Expenditure on services rose 0.4%, driven by housing and utilities as well as healthcare. This was followed by an increase of 0.2 per cent in February. Goods spending fell 0.6% as purchases of motor vehicles, mostly new light trucks, declined. Lower petrol prices also contributed to the decline in goods consumption, which followed a fall of 0.2% in February.

Economists polled by Reuters had predicted that consumer spending would fall by 0.1 percent. The data was included in the advance first-quarter gross domestic product report published on Thursday, which showed consumption rose at a 3.7% annual rate in that period after rising 1.0% in the October-December quarter.

The overall economy grew by 1.1% as the acceleration in consumer spending was offset by businesses winding down inventories in anticipation of weaker demand later this year. The economy grew by 2.6% in the fourth quarter.

Last month’s flat reading in consumption put consumption and the overall economy on a lower growth path in the second quarter.

Consumer spending is likely to plateau as Americans become more averse to higher prices. Social benefits are also decreasing.

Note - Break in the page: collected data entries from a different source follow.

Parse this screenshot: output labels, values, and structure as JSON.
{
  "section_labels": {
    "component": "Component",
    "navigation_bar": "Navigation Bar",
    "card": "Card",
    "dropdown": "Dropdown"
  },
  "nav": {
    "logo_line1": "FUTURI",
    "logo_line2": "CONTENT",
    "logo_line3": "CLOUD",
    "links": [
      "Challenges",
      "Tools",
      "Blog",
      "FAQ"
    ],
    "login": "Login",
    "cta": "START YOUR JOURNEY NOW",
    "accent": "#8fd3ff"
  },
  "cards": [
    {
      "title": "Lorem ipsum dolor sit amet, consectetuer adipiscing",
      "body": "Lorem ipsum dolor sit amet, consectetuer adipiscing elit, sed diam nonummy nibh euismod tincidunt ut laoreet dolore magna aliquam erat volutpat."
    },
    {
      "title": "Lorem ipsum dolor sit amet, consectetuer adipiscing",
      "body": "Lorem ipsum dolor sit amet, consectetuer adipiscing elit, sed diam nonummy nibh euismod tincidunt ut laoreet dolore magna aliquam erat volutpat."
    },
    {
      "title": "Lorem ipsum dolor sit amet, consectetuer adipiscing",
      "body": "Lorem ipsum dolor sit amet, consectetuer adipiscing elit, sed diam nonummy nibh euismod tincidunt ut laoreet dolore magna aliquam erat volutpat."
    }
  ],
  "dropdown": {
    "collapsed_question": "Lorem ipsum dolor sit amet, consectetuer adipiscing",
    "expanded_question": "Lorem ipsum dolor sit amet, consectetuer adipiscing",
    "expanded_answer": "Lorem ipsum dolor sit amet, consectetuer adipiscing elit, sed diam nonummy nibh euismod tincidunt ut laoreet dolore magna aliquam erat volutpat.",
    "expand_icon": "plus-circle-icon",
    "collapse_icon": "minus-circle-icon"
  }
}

A temporary boost to Supplemental Nutrition Assistance Program (SNAP) benefits approved by the US Congress to cushion low-income people and families against the hardships of the COVID-19 pandemic expired in March.

SNAP is commonly known as food stamps. Researchers from the Commerce Department’s Census Bureau estimated Thursday that the end of the supplemental benefits had resulted in roughly 32 million people receiving smaller monthly SNAP payments. They estimated that a household of four with a net monthly income of $2,000 now received $600 less in food stamps each month.

US stocks opened lower. The dollar rose against a basket of currencies. Prices of US government bonds rose.


The Fed is expected to raise interest rates by another 25 basis points next week, potentially the latest increase in the US central bank’s fastest monetary tightening cycle since the 1980s. The Fed has raised the key interest rate by 475 basis points since last March from near zero levels to today’s range of 4.75-5.00%.

Although inflation is gradually decreasing, it is still high. The personal consumption goods (PCE) price index rose 0.1% in March, the smallest increase since last July, after rising 0.3% in February. In the 12 months to March, the PCE price index rose 4.2%. It was the smallest advance since May 2021 and followed a 5.1% increase in February.

Excluding the volatile food and energy components, the PCE price index rose 0.3%, corresponding to February’s gain. The so-called core PCE price index rose 4.6% year-on-year in March after rising 4.7% in February. The Fed tracks the PCE price indices for its 2% inflation target.

A separate Labor Department report on Friday showed the Employment Cost Index, the broadest measure of labor costs, rose 1.2% in the first quarter after rising 1.1% in the October-December period. They rose 4.8% year-on-year after rising 5.1% in the fourth quarter.

The ECI is widely regarded by policymakers and economists as one of the better measures of labor market slack and a predictor of core inflation, because it adjusts for changes in job composition and quality. There were 1.7 vacancies for every unemployment in February.

Wages and salaries increased 1.2% last quarter after increasing by the same margin in the fourth quarter. They were up 5.0% year-on-year after rising 5.1% in the previous quarter. Wages in the private sector increased by 1.2%, corresponding to the increase in the fourth quarter. They advanced 5.1% from the previous year.

Reporting by Lucia Mutikani; Editing by Chizu Nomiyama

Our standards: Thomson Reuters Trust Principles.